In lecture, we argued that (under the growth bounds in Problem 3) for some $0 < \delta < 1$ and any $w,w’ \in \mathbb R_+^m$, we have

$$d(\Lambda_j(w),\Lambda_j(w')) \leqslant\delta\, d(w,w')\,,$$

where $d(w,w') \seteq \max \left\{ \abs{\log \frac{w_i}{w'_i}} : i=1,\ldots,m\right\}$.

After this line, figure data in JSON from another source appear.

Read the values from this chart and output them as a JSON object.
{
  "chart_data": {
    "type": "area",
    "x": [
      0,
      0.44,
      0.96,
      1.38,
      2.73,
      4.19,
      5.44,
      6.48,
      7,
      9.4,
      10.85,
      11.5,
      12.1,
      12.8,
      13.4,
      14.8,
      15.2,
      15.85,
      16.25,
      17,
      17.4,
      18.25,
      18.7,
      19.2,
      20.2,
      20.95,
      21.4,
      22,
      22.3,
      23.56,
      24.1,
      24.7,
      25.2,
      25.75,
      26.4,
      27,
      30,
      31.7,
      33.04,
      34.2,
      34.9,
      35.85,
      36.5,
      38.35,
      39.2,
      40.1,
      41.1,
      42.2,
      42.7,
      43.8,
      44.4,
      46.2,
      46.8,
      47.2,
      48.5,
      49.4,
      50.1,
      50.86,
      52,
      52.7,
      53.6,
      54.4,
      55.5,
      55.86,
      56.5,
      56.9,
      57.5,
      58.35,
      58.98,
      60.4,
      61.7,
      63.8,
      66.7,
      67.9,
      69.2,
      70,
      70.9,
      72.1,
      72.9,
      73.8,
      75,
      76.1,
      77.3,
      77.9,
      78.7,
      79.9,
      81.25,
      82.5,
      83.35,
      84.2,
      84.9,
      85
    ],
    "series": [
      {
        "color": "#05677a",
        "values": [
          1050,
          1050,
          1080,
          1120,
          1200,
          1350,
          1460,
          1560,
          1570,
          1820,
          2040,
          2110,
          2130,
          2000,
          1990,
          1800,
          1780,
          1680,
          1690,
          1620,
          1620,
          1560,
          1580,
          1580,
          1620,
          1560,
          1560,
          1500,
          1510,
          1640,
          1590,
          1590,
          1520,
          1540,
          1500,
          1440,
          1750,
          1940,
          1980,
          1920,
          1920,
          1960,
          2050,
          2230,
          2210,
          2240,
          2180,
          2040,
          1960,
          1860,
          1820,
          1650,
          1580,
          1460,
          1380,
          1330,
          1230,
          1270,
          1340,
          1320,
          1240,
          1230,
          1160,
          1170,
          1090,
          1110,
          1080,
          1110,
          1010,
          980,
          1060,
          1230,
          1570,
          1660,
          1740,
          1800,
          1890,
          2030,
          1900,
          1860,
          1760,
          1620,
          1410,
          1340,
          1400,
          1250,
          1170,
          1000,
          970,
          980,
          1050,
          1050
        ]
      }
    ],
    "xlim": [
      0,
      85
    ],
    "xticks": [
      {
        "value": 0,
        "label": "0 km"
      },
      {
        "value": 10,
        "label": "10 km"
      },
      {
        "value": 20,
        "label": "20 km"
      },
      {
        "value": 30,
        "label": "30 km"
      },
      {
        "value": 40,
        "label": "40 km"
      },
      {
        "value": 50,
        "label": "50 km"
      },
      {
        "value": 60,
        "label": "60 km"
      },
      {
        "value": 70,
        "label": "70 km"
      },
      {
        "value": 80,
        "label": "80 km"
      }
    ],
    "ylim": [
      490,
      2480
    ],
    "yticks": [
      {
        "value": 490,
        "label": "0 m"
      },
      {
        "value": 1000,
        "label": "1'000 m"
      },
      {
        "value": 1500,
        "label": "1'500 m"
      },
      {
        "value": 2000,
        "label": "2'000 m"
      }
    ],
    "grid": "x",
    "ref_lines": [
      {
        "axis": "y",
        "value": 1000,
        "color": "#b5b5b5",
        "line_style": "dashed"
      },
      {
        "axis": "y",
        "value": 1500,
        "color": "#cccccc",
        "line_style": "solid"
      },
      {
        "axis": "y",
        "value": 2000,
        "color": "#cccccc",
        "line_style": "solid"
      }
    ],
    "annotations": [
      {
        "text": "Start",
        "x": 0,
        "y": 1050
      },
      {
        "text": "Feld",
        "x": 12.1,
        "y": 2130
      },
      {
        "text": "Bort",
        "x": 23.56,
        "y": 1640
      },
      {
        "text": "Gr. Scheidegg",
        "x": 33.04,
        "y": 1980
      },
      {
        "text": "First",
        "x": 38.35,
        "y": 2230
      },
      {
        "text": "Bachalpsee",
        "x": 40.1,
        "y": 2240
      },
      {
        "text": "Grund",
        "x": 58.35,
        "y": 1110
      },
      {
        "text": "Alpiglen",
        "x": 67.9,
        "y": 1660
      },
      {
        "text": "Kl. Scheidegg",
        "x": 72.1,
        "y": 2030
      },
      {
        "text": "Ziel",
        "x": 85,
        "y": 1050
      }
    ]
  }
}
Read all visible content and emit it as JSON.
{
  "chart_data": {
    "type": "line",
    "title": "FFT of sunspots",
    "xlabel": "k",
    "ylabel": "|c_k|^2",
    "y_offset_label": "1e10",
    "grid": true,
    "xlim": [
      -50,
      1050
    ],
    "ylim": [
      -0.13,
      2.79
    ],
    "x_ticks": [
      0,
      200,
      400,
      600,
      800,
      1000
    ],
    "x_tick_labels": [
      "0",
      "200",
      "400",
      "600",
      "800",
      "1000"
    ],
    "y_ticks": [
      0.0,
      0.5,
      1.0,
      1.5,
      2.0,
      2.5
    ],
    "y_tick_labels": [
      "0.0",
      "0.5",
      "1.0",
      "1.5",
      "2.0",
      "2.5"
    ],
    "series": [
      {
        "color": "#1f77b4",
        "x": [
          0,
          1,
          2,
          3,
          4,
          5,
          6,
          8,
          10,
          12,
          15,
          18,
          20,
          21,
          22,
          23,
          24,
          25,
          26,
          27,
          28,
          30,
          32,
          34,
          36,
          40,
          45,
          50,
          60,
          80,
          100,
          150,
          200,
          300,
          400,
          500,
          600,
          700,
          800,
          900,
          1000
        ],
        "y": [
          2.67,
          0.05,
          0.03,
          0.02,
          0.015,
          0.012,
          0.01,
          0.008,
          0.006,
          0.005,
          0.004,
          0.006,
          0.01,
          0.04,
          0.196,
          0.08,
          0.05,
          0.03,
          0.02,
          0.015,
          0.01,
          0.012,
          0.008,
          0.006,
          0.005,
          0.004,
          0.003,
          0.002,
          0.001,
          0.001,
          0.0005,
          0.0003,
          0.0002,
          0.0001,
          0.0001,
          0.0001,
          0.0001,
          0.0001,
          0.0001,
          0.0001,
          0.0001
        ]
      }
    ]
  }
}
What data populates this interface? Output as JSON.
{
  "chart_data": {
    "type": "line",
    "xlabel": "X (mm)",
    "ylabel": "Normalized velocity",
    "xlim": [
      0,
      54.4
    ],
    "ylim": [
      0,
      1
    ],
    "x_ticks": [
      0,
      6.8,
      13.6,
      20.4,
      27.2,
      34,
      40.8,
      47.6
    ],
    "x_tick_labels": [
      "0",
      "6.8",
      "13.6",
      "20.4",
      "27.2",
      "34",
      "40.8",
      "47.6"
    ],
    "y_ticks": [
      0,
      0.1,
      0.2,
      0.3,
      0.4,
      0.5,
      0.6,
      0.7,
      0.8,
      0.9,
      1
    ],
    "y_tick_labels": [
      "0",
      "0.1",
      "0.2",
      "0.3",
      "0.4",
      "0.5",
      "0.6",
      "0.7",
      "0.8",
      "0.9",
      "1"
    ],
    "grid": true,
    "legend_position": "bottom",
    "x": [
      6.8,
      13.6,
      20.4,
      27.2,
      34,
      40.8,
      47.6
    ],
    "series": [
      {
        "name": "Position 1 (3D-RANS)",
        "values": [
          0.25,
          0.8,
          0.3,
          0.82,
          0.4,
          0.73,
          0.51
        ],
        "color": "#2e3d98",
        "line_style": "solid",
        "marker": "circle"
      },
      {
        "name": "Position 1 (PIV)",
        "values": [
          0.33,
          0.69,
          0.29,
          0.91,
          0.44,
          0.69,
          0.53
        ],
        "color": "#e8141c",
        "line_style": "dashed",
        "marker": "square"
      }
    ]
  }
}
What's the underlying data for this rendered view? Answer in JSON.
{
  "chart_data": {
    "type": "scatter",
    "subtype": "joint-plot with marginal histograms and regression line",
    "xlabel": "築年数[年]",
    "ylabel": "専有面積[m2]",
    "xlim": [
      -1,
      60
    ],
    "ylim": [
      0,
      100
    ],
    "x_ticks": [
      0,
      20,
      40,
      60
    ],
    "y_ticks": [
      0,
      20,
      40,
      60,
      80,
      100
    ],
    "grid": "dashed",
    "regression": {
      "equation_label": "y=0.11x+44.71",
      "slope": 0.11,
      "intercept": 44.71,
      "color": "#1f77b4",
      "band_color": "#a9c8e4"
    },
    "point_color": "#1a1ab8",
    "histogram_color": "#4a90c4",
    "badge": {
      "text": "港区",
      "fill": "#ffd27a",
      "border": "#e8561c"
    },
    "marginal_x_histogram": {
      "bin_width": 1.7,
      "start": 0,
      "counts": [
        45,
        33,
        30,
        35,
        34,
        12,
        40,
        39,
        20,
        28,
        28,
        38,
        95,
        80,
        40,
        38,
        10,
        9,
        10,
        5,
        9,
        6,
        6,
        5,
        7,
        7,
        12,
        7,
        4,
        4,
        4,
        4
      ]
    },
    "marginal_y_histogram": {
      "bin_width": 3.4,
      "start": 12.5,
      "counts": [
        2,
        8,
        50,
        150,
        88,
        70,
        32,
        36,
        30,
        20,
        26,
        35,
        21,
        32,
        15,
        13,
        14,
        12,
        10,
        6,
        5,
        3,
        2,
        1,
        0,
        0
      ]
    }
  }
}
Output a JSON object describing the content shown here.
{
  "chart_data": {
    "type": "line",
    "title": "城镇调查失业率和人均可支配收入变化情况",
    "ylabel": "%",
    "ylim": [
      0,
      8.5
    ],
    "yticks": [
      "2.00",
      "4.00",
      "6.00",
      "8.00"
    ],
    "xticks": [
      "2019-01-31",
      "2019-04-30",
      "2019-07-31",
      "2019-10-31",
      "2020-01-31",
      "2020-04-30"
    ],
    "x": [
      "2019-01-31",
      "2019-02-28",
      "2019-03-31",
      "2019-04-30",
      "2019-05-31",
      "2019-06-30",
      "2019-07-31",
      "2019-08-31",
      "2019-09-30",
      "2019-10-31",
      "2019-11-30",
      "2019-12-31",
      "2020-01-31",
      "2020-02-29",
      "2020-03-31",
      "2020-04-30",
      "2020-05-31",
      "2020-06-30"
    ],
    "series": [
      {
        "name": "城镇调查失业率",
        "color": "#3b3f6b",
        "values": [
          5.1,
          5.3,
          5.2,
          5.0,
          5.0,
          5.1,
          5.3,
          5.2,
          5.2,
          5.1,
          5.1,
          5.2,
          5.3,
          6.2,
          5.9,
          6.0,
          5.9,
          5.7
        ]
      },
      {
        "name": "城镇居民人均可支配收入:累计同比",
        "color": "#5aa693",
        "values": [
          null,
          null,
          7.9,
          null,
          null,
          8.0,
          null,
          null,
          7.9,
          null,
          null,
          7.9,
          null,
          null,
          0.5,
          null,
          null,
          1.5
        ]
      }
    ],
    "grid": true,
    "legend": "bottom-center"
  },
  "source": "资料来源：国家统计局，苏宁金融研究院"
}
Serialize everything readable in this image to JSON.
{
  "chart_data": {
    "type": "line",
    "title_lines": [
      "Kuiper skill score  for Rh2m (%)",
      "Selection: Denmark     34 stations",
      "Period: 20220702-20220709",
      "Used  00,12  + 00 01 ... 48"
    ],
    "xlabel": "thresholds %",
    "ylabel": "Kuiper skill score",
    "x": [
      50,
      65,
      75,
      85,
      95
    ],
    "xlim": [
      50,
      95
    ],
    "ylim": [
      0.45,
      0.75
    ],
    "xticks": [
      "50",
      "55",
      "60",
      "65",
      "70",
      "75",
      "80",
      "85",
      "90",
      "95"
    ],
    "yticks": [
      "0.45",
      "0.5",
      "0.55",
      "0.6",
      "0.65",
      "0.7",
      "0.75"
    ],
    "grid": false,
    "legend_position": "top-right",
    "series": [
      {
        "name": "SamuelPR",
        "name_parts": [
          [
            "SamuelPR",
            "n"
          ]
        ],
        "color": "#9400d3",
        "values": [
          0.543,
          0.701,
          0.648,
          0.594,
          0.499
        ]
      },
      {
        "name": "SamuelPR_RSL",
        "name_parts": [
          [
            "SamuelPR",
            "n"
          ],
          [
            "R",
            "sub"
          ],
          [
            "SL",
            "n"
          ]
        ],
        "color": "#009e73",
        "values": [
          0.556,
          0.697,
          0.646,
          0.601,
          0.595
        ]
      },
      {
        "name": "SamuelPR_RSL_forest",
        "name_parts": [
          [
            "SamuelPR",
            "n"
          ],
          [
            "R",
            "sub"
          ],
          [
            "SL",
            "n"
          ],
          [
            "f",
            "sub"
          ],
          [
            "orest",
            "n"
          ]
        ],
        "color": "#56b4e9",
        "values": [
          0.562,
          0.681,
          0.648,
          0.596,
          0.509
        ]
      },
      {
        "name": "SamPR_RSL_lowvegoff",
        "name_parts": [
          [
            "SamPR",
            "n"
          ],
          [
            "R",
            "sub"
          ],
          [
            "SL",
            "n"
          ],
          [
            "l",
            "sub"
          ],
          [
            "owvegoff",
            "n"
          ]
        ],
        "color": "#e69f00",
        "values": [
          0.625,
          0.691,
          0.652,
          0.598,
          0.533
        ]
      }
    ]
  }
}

1. Define $w^{(j_{\min})} \mathrel{\mathop:}=\Lambda_{j_{\min}}^{k}(1,\ldots,1)$, where $\Lambda_j^k = \Lambda_j \circ \Lambda_j \circ \cdots \circ \Lambda_j$ is the $k$-fold composition of $\Lambda_j$.
  
  Show that we can choose $k$ large enough so that
  
  $$\begin{equation}\label{eq:jmin} d(w^{(j_{\min})}, \Lambda_{j_{\min}}(w^{(j_{\min})})) \leqslant\frac{2}{1-\delta}\,. \end{equation}$$
2. Choose $k$ large enough so that \eqref{eq:jmin} holds and take this as the definition of $w^{(j_{\min})}$.
  
  Show that $w^{(j_{\min})}$ is an $\alpha$-approximate weight at scale $2^{j_{\min}}$ for some $\alpha = \alpha(\delta)$.
3. For $j = j_{\min}+1,j_{\min}+2,\ldots,j_{\max}-1$, define inductively the weights
  
  $$w^{(j)} \mathrel{\mathop:}=\Lambda_{j}(w^{(j-1)})\,.$$
  
  Prove that $\{ w^{(j)} : j_{\min} \leqslant j \leqslant j_{\max} \}$ is an $\alpha$-approximate weight scheme for some $\alpha > 0$ (possibly different from the $\alpha$ you computed in the previous part).
  
  Note that you must show both that each $w^{(j)}$ is an $\alpha$-approximate weight and also that \eqref{eq:weight-scheme} holds. It will help to note that $\Lambda_{j}(w) = \frac12 \Lambda_{j-1}(w)$ for all $j$.